Recruiters and business leaders are being encouraged to conduct a ‘skills audit’ to make sure they are not undervaluing their own staff.

Productivity can be boosted and costs kept down with the right internal adjustments, according to recruiters Chandler Macleod Group (CMG). They have warned that if a company is not aware of the hidden goldmine of skills within its ranks, they risk losing top talent to competitors.

Owen Wilson, CFO of CMG says: “The alternative to cutting costs is doing more with your existing workforce and generating increased productivity and financial output from your current pool of resources and talent... it’s an uncertain economic environment where many businesses, large and small, are trying to cut costs. All the while they’re trying to keep one eye on the horizon anticipating when an economic upswing may occur.”

A work performance expert said earlier this year that “all too often, the approach to low productivity is use of blunt instruments such as ‘across-the-board’ cost reductions, ‘efficiency dividends’ and downsizing the workforce - rather than on strategies to build more productive workplaces with greater skills and more innovation.

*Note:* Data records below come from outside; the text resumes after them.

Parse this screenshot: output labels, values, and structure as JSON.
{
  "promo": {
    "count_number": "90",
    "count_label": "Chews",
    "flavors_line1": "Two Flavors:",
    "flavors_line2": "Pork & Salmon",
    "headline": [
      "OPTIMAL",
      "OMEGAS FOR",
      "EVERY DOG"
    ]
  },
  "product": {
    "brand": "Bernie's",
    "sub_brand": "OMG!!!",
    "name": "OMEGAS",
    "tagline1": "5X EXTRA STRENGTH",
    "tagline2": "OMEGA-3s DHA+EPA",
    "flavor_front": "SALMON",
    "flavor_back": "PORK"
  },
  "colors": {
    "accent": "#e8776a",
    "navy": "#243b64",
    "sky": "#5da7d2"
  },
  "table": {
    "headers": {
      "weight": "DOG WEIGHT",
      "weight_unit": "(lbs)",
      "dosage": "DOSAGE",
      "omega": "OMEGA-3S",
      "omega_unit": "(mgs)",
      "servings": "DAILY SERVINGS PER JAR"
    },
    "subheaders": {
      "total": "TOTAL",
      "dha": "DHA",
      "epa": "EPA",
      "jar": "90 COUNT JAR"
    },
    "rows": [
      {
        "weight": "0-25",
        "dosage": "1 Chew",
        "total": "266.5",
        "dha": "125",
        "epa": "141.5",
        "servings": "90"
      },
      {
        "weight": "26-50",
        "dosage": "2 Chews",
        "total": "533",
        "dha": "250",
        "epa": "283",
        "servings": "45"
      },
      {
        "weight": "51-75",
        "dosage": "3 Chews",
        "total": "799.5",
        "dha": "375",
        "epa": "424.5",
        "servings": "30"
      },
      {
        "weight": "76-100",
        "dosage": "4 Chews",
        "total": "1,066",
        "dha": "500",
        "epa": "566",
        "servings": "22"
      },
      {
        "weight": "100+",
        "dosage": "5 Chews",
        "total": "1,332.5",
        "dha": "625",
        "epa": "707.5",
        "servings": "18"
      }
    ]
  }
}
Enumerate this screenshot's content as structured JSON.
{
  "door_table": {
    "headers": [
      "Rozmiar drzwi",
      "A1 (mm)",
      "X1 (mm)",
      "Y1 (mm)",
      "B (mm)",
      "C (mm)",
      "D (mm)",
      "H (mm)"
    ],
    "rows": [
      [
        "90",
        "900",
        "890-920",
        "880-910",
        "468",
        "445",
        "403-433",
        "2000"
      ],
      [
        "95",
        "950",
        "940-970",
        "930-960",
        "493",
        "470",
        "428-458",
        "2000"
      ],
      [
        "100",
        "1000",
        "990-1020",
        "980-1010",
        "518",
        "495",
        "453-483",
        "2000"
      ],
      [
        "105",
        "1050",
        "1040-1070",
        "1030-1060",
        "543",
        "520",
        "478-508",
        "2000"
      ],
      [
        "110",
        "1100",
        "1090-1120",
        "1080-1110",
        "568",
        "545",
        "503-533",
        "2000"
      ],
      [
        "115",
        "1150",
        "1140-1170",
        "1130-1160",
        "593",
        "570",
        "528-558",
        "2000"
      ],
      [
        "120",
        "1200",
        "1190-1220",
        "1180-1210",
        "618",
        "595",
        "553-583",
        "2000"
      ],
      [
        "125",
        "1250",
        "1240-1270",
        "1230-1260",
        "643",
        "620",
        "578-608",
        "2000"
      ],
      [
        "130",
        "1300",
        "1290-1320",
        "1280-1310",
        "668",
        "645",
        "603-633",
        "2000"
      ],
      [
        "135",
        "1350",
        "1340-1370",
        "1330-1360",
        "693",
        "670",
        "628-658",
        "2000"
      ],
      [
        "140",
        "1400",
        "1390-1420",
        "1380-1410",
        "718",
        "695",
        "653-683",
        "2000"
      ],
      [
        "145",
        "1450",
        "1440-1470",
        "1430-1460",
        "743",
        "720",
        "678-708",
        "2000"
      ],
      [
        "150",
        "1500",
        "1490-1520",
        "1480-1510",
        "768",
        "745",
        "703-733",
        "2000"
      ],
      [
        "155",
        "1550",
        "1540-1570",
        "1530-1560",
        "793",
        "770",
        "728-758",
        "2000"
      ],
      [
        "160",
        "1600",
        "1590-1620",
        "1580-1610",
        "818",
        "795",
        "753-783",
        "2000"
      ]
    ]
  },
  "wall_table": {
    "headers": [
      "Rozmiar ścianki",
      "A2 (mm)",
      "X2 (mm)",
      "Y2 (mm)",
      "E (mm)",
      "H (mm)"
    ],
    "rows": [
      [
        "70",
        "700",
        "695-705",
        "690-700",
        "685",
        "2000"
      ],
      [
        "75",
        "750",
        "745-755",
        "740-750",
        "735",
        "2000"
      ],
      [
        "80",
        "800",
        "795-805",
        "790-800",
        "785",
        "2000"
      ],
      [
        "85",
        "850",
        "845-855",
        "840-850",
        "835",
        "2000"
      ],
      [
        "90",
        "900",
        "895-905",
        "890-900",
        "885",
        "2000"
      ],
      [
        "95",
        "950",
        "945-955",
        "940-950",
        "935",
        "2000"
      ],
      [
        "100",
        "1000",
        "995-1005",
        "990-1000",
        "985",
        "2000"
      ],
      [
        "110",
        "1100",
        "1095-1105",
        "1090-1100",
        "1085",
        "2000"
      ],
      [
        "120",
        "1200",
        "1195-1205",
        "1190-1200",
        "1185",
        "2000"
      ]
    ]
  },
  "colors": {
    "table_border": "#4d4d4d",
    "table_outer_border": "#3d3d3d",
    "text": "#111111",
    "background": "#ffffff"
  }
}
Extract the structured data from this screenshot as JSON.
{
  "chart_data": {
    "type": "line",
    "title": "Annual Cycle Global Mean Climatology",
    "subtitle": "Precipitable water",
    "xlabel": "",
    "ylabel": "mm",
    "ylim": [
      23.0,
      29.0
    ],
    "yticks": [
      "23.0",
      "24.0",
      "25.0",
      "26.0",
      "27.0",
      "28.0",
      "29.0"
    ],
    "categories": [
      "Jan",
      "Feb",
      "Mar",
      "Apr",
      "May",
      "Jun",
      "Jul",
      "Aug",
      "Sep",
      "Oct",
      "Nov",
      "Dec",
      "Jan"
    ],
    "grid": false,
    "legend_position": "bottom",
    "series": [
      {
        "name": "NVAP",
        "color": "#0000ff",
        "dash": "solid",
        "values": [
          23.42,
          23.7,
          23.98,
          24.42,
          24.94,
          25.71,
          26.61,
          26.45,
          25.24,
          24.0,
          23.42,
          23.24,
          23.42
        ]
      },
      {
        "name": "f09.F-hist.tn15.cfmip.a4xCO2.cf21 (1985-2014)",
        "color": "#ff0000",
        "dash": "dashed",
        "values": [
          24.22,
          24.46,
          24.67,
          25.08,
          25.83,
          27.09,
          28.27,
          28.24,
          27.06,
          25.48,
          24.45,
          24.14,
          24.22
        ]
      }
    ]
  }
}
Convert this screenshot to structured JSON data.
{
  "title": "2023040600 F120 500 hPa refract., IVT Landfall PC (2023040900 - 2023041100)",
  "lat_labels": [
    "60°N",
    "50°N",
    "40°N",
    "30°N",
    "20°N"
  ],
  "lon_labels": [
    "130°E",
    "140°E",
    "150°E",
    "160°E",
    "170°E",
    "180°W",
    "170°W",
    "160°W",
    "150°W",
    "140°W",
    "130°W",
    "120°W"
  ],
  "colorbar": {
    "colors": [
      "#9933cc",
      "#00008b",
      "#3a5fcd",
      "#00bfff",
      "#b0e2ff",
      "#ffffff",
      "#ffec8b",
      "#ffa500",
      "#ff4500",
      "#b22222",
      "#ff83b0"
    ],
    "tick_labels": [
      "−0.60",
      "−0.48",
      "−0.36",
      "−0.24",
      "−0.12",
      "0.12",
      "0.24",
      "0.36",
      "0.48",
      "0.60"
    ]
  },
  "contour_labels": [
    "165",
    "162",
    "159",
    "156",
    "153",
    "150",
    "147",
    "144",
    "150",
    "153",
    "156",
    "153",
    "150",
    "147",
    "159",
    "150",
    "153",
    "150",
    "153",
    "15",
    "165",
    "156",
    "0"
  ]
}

Cost and debt reduction are important for productivity, and sometimes survival, but should not always be the first levers we pull.”

Many businesses are in limbo at the moment, waiting for confidence to be restored after the dust has settled on this year’s federal election. Business confidence traditional jumps at the end of the election cycle regardless of which party wins.

CMG says that businesses which focus entirely on people management and process innovation can miss out on some of the main contributors to productivity;  increased flexibility, employee mobilisation, workforce planning, product innovation and skills utilisation.